As one will understand, the above noted dimensions and materials are given by way of example and various modifications and alternatives will be discerned by one skilled in the art upon reading this disclosure and all such modifications are deemed to be encompassed within the spirit and scope of the claims appended hereto.
FIG. 1 is a perspective plan view of a club weapon according to this invention.
FIG. 2 is a top plan view of the main cylindrical club section of the weapon.
FIG. 3 is a top plan view of a flexible weight containing a handle restraining member.
FIG. 4 is a partial cross sectional view depicting the member of FIG. 3.
This invention relates to weapons and more particularly to a club weapon used by security personnel as police officers to subdue criminals and to further permit use of the weapon in relatively confined areas.
The prior art is replete with a number of patents which show various club-like devices providing a means of defense to police officers or other individuals.
U.S. Pat. No. 1,920,519 entitled POLICE CLUB issued on Aug. 13, 1933 to M. F. Morrissey shows a club which consists of a flat slab of reinforced rubber. The club has a hand hole through it at one end to allow a user to grasp the same. U.S. Pat. No. 2,391,782 entitled POLICE WEAPON issued on Dec. 25, 1945 to R. L. Hutchison depicts a similar apparatus to the one described above. Various other patents disclose many types of devices such as clubs together with peripheral attachments which are all adapted for the purpose of restraining people and essentially to serve as an effective weapon. Further examples of typical apparatus are depicted in U.S. Pat. Nos. 3,106,398 and 3,385,601.
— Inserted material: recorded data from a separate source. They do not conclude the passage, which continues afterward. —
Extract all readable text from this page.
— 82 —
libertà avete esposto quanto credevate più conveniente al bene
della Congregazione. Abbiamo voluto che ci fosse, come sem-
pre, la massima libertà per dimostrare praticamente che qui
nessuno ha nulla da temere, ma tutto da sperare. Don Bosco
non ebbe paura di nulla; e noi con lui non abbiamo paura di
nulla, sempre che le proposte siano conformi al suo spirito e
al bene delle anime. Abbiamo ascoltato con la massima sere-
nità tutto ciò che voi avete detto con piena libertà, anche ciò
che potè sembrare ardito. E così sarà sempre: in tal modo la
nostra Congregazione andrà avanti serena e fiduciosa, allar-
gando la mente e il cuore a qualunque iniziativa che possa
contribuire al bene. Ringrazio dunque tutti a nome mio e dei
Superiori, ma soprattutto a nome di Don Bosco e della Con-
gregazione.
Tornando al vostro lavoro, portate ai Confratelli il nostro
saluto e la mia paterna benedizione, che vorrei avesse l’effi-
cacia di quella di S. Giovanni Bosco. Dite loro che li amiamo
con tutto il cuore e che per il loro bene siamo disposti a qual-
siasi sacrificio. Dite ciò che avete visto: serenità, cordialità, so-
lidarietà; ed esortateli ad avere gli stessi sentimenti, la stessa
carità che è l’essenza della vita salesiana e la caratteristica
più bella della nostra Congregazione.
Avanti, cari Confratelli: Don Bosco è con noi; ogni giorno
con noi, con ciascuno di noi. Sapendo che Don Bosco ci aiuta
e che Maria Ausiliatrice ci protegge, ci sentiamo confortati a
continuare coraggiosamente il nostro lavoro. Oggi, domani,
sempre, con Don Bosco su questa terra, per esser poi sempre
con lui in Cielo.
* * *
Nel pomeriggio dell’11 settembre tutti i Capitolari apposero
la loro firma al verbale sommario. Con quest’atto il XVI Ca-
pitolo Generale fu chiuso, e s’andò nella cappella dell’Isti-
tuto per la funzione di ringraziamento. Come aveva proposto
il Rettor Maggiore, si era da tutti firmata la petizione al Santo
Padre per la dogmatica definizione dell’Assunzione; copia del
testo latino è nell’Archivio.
In spite of the many devices that exist in the patent literature the typical policeman carries a club which is a relatively long wooden instrument and is sometimes referred to as a night-stick.
In any event, the present clubs are difficult to utilize in a confined situation such as in a hallway or in an automobile and are not particularly effective in that environment due to the length of the club and further due to the general effectiveness of such a club in confined quaters.
It is therefore an object of the present invention to provide a new and improved club-like instrument which can be utilized in close quarters and which further contains a selectively adjustable handle strap assembly which functions as a further weapon to thereby impart a dual function to the club and weapon according to this invention.
A dual purpose club-weapon for use by security personnel, comprising a longitudinal rod member of a generally circular cross section and having near one end and adjustably secured thereto a flexible pouch member having a hollow containg a heavy powdered material, to enable a user to insert his hand about said one end of said rod member and to adjust said pouch member to cover the outer surface of the user's hand to enable use of the pouch or rod to impart a blow to an assailant.